Ciao, sono contento di conoscervi! Rispondendo alla tua domanda…Forse sì, nel senso che a un certo punto della mia vita ho sentito l’esigenza di andare in un posto come new York dove davvero puoi sperimentare senza sentirti un pazzo. L’esperienza del vivere in questa città è una linfa continua, piena di spunti visivi, sonori, tattili, olfattivi…

:: Il tuo nuovo romanzo Cosa ti cade dagli occhi (Mondadori), in uscita in questi giorni, è ambientato a New York. Nel presentarlo racconti che hai vissuto nella Grande Mela per due anni frequentando una scuola di cinema, ma che alla fine hai scritto una storia invece di un film. Ci puoi dire qualcosa di più sul processo creativo che ha caratterizzato questo progetto? In fondo qualcosa di visivo è rimasto: ci sono anche dei disegni fra le pagine del libro, e sono parte integrante della storia narrata.

A New York ho relizzato alcuni cortometraggi, l’ultimo aveva per protagonista un uomo proveniente dall’Oceano che va a spasso per la città con il suo migliore amico, un pesce…. Ma a parte il pesce che compare nel romanzo sotto forma di scultura e i pesci sulla copertina, non ci sono legami con il mio romanzo. In quel periodo vivevo in una delle lincoln towers in un appartamento al 23esimo piano. ( grazie a una borsa di studio alla columbia) e ricordo che da lì nacque l’idea di due dei personaggi del romanzo, soprattutto quello di Josh che colleziona polvere. Chi ha letto il libro mi ha detto che è molto visivo, e in effetti mi piace creare immagini sia con la matita, che con le parole sfruttandone le potenzialità evocative. Da tempo pensavo di riuscire a inserire dei disegni in un romanzo, ma ho sempre voluto evitare l’illustrazione, che non mi interessa molto. Grazie al personaggio di kazuko e al suo taccuino, ho potuto inserire disegni che appunto diventano parte integrante della storia senza essere illustrazione. Ed è attraverso i disegni che Ennio si innamora della ragazza.



:: New York è una città che ti ha dato molte soddisfazioni: hai vinto il prestigioso New York Prize della Columbia University, hai fatto diverse mostre e alcuni tuoi disegni sono stati esposti al MoMA. New York, e l’America in generale, è ancora una terra di opportunità?

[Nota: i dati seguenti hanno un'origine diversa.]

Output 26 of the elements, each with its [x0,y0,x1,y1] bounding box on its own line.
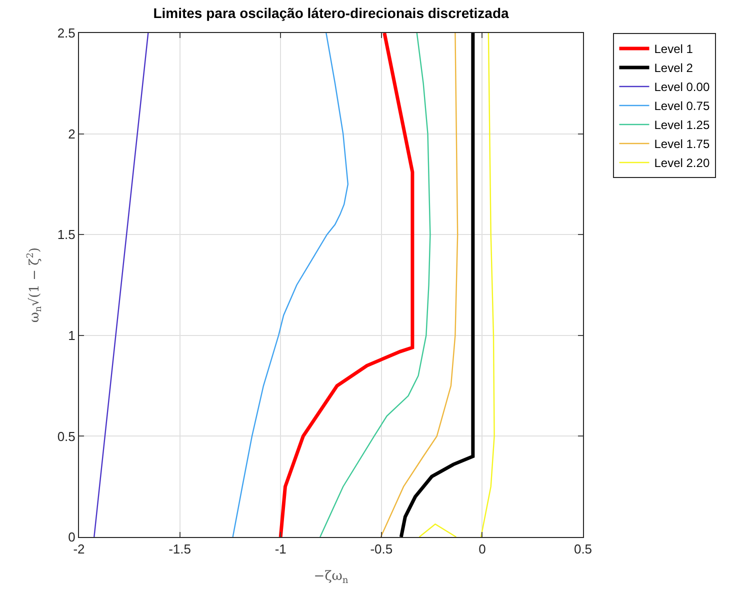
y-tick-label: 0.5 [57,428,76,444]
chart-title: Limites para oscilação látero-direcionais discretizada [153,4,509,21]
y-tick-label: 1.5 [57,227,76,242]
legend-label: Level 1.25 [654,118,710,132]
x-tick-label: -1 [274,542,286,557]
legend-label: Level 1 [654,42,694,56]
line-series [278,33,414,537]
line-series [380,33,458,537]
x-tick-label: -2 [73,542,85,557]
line-series [232,33,349,537]
x-tick-label: 0.5 [574,542,592,557]
y-tick-label: 0 [68,530,76,545]
y-tick-label: 2 [68,126,76,142]
line-series [399,33,475,537]
legend-label: Level 0.75 [654,99,710,114]
legend-label: Level 1.75 [654,137,710,152]
x-tick-label: 0 [478,542,486,557]
legend-label: Level 2 [654,61,694,76]
y-tick-label: 1 [68,328,76,343]
x-tick-label: -0.5 [370,542,393,557]
y-tick-label: 2.5 [57,26,76,41]
line-series [320,33,431,537]
x-axis-title: −ζω$_{n}$ [314,569,348,586]
legend-label: Level 2.20 [654,156,710,170]
x-tick-label: -1.5 [168,542,192,557]
legend-label: Level 0.00 [654,80,710,94]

Senza dubbio. In America guardano cosa sai fare. Ma a parte le opportunità lavorative io penso anche alle esperienze personali. Io a NY mi sento più vivo, più mescolato con il mondo e cambia anche la percezione che ho del mio corpo. E in ogni momento sai che può succederti qualsiasi cosa…

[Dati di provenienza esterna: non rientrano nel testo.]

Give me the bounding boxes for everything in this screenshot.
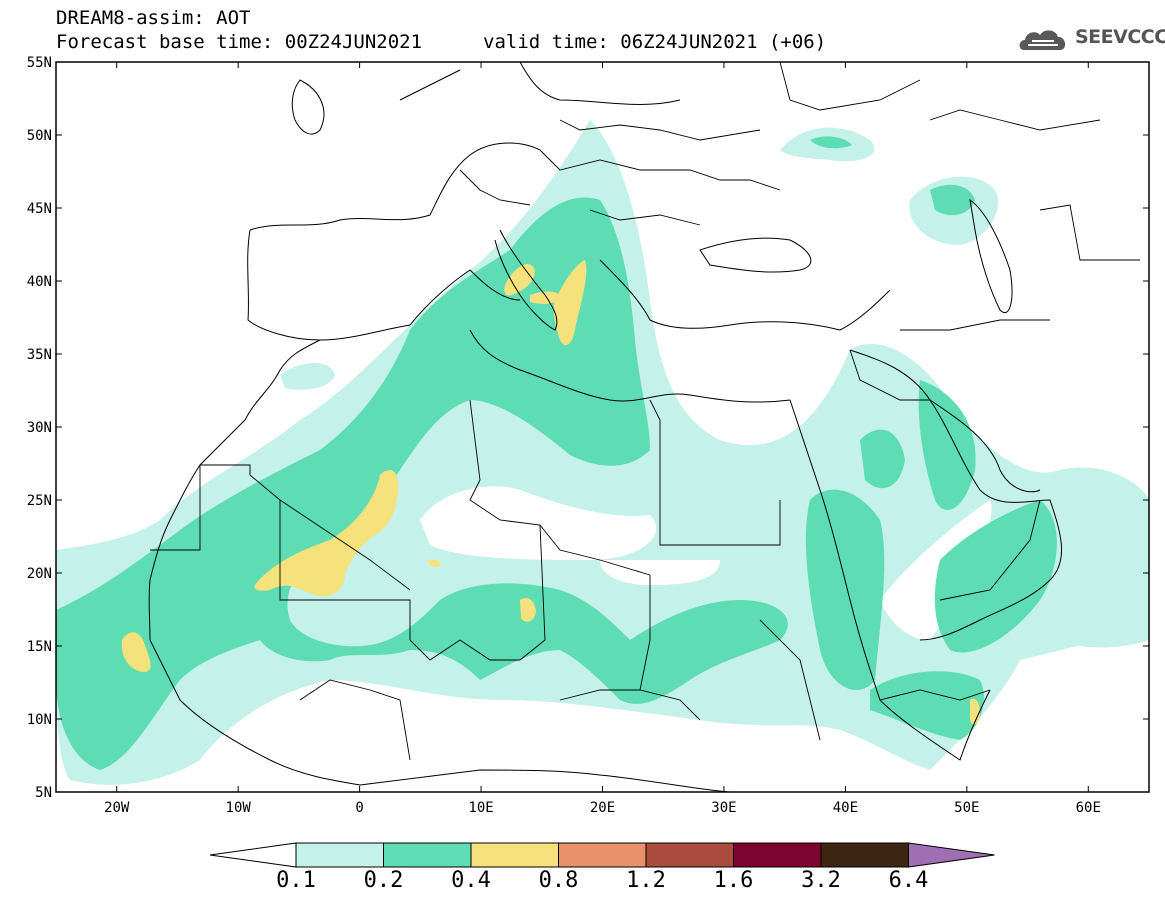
country-borders: [150, 62, 1140, 761]
lon-tick-label: 10E: [468, 800, 493, 816]
map-title: DREAM8-assim: AOT: [56, 7, 251, 29]
forecast-base-time: Forecast base time: 00Z24JUN2021: [56, 31, 423, 53]
lon-tick-label: 30E: [711, 800, 736, 816]
lon-tick-label: 0: [355, 800, 363, 816]
colorbar-label: 6.4: [888, 868, 929, 893]
colorbar-bin: [820, 842, 909, 868]
lat-tick-label: 30N: [27, 420, 52, 436]
lat-tick-label: 5N: [35, 785, 52, 801]
lat-tick-label: 55N: [27, 55, 52, 71]
latitude-axis: 55N 50N 45N 40N 35N 30N 25N 20N 15N 10N 5N: [27, 55, 1149, 801]
lat-tick-label: 25N: [27, 493, 52, 509]
colorbar-label: 1.2: [626, 868, 666, 893]
colorbar-bin: [558, 842, 647, 868]
lat-tick-label: 15N: [27, 639, 52, 655]
colorbar-label: 0.8: [538, 868, 579, 893]
lon-tick-label: 10W: [226, 800, 252, 816]
colorbar-label: 0.1: [276, 868, 316, 893]
lat-tick-label: 20N: [27, 566, 52, 582]
lat-tick-label: 10N: [27, 712, 52, 728]
aot-region-medium: [56, 136, 1057, 770]
lon-tick-label: 40E: [833, 800, 858, 816]
aot-region-clear: [420, 486, 992, 640]
valid-time: valid time: 06Z24JUN2021 (+06): [483, 31, 827, 53]
lon-tick-label: 20W: [104, 800, 130, 816]
colorbar-bin: [470, 842, 559, 868]
colorbar-label: 0.2: [363, 868, 404, 893]
colorbar: [209, 842, 995, 868]
lat-tick-label: 45N: [27, 201, 52, 217]
lon-tick-label: 60E: [1076, 800, 1101, 816]
colorbar-bin: [645, 842, 734, 868]
lat-tick-label: 40N: [27, 274, 52, 290]
colorbar-label: 0.4: [451, 868, 491, 893]
colorbar-bin: [383, 842, 472, 868]
colorbar-min-arrow: [209, 842, 297, 868]
longitude-axis: 20W 10W 0 10E 20E 30E 40E 50E 60E: [104, 62, 1101, 816]
lat-tick-label: 35N: [27, 347, 52, 363]
lat-tick-label: 50N: [27, 128, 52, 144]
colorbar-label: 3.2: [801, 868, 841, 893]
lon-tick-label: 50E: [954, 800, 979, 816]
colorbar-bin: [295, 842, 384, 868]
colorbar-label: 1.6: [713, 868, 754, 893]
lon-tick-label: 20E: [590, 800, 615, 816]
colorbar-max-arrow: [908, 842, 995, 868]
colorbar-bin: [733, 842, 822, 868]
logo-text: SEEVCCC: [1075, 26, 1165, 48]
cloud-logo-icon: [1019, 30, 1066, 50]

:: Cosa importeresti dall’America, e cosa invidiano a noi gli Americani.

Degli americani ti dico banalmente la pragmaticità, la meritocrazia. Ho avuto una fidanzata americana … lei ci invidiava la Sardegna e la Fiat 500!

:: Una cosa hai visto o fatto a New York e che non poteva succedere in nessun’altra città del mondo.

Ce ne sono centinaia di cose che posso succedere solo a NY! Potrei raccontarti di quando a Tyron Park d’inverno mi sono imbattutto in una cantante lirica che cantava in mezzo alla neve nascosta tra gli alberi, e alzando lo sguardo ho visto i cloisters, sembrava di essere in un sogno… oppure quando ho acquistato un tavolo alla salvation Army e non avendo soldi per il van io e un mio amico giapponese abbiamo camminato per quaranta minuti tra le strade di Astoria con questo tavolo, e tutta le gente che ogni tre passi ci fermava facendoci mille domande, addirittura consigliandoci per esempio di come avremmo potuto ridipingere il tavolo. Arriviamo finalmente a casa mia, ma il tavolo non passa nel portone. Mi scappa l’occhio all’insegna di una Citibanc, dove c’è un operiao che la sta sistemando arrampicato su una scala…. dopo nemmeno cinque minuti l’operaio, gentilissimo, ci aiuta a catapultare il tavolo sul terrazzo del mio appartamento, aiutati dalla sua scala.


Dal sito dedicato al nuovo romanzo di Gabriele Picco

:: Tornerai a New York?

Ci sono appena stato 3 mesi, io a new York mi sento sempre a casa e ormai ho anche tanti amici…. Tornerò al più presto!

:: Il tuo posto segreto a New York.

La piscina vuota di Astoria Park. Quando vado lì, specialmente se è inverno, rimango a fissarla a lungo. Dierto c’è l’east river, a destra il gigantesco ponte di ferro, e lì, al centro, solo il vuoto.